Me acuerdo de grandes gritos de traición. El falangista que abordó a Franco allá por los años 40 –¡Franco, traidor!–. Los ultras que increparon al cardenal Tarancón en el entierro de Carrero Blanco. ¡Tarancón, traidor! Luego vino lo de Fernández Miranda, ¡Torcuato, traidor! Y poco más tarde los del primer presidente de la transición: ¡Suárez, traidor! La penúltima vez que yo oí el grito de ¡traidor! fue en Gernika, justamente al lado del viejo árbol alicaído que simboliza, aseguran, las libertades vascas. Se acababa de celebrar la elección del lehendakari, Carlos Garaicoechea. A la salida de la Casa de Juntas yo iba caminando desproporcionadamente encogido junto al dirigente de Euskadiko Ezkerra, el físicamente imponente jugador de pala Mario Onaindía, que entonces aún estaba en pleno proceso de desmantelamiento de ETA político-militar.

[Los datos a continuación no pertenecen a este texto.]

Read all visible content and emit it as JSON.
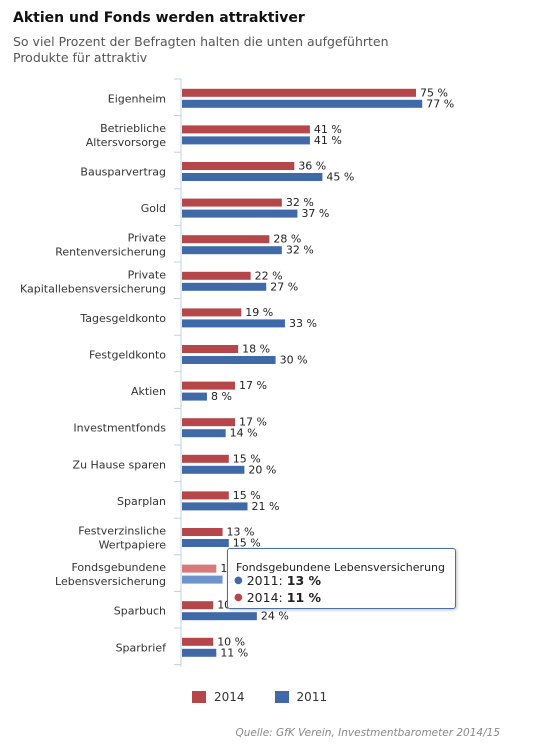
{
  "title": "Aktien und Fonds werden attraktiver",
  "subtitle": "So viel Prozent der Befragten halten die unten aufgeführten Produkte für attraktiv",
  "colors": {
    "series_2014": "#b5474b",
    "series_2011": "#3f6aa7",
    "series_2014_hover": "#d87a7a",
    "series_2011_hover": "#6d95cc",
    "axis": "#c0d0e0"
  },
  "chart_data": {
    "type": "bar",
    "orientation": "horizontal",
    "title": "Aktien und Fonds werden attraktiver",
    "subtitle": "So viel Prozent der Befragten halten die unten aufgeführten Produkte für attraktiv",
    "categories": [
      [
        "Eigenheim"
      ],
      [
        "Betriebliche",
        "Altersvorsorge"
      ],
      [
        "Bausparvertrag"
      ],
      [
        "Gold"
      ],
      [
        "Private",
        "Rentenversicherung"
      ],
      [
        "Private",
        "Kapitallebensversicherung"
      ],
      [
        "Tagesgeldkonto"
      ],
      [
        "Festgeldkonto"
      ],
      [
        "Aktien"
      ],
      [
        "Investmentfonds"
      ],
      [
        "Zu Hause sparen"
      ],
      [
        "Sparplan"
      ],
      [
        "Festverzinsliche",
        "Wertpapiere"
      ],
      [
        "Fondsgebundene",
        "Lebensversicherung"
      ],
      [
        "Sparbuch"
      ],
      [
        "Sparbrief"
      ]
    ],
    "series": [
      {
        "name": "2014",
        "values": [
          75,
          41,
          36,
          32,
          28,
          22,
          19,
          18,
          17,
          17,
          15,
          15,
          13,
          11,
          10,
          10
        ]
      },
      {
        "name": "2011",
        "values": [
          77,
          41,
          45,
          37,
          32,
          27,
          33,
          30,
          8,
          14,
          20,
          21,
          15,
          13,
          24,
          11
        ]
      }
    ],
    "value_suffix": " %",
    "xlim": [
      0,
      100
    ],
    "grid": false,
    "legend": "bottom",
    "highlighted_category_index": 13
  },
  "legend": {
    "items": [
      {
        "label": "2014"
      },
      {
        "label": "2011"
      }
    ]
  },
  "tooltip": {
    "title": "Fondsgebundene Lebensversicherung",
    "rows": [
      {
        "label": "2011:",
        "value": "13 %"
      },
      {
        "label": "2014:",
        "value": "11 %"
      }
    ]
  },
  "source": "Quelle: GfK Verein, Investmentbarometer 2014/15"
}
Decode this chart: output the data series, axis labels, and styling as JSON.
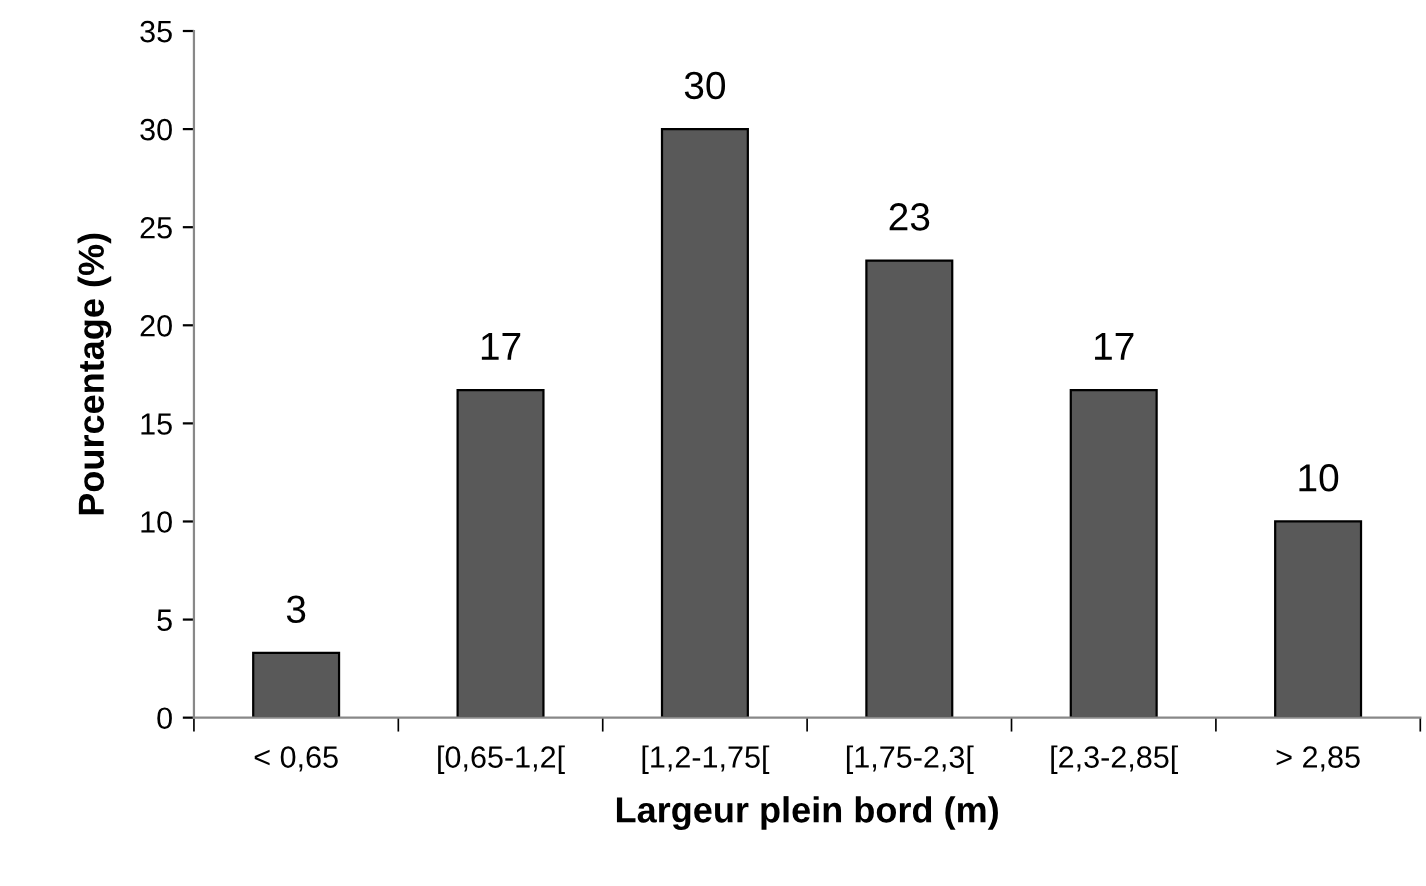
{
  "chart_data": {
    "type": "bar",
    "xlabel": "Largeur plein bord (m)",
    "ylabel": "Pourcentage (%)",
    "categories": [
      "< 0,65",
      "[0,65-1,2[",
      "[1,2-1,75[",
      "[1,75-2,3[",
      "[2,3-2,85[",
      "> 2,85"
    ],
    "values": [
      3.3,
      16.7,
      30,
      23.3,
      16.7,
      10
    ],
    "value_labels": [
      "3",
      "17",
      "30",
      "23",
      "17",
      "10"
    ],
    "color": "#595959",
    "ylim": [
      0,
      35
    ],
    "yticks": [
      0,
      5,
      10,
      15,
      20,
      25,
      30,
      35
    ],
    "grid": false,
    "legend": false
  }
}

Como Euskadiko Ezkerra no había votado por el candidato del PNV, Carlos Garaicoechea, un grupo de emakumes –mujeres del nacionalismo vasco– se pusieron a aplaudir al nuevo lehendakari y hubo una, cuyo rostro no olvidaré mientras viva, que dirigiéndose a Onaindía gritó: “¡Mario, traidor!”. Y recuerdo muy bien que ese traidor pronunciado por una vasca no percute en la erre castellana sino que se alarga como un reguero: ¡Mario, traidorrrrr!

Un país donde se utilice la palabra traidor y no se escandalice nadie es que está enfermo. Da qué pensar el que refiriéndonos a las personas que en ocasiones se equivocan, dudan, se pelean, gozan, o sufren, solemos decir una vez que ha ocurrido: “Han traicionado sus sentimientos”.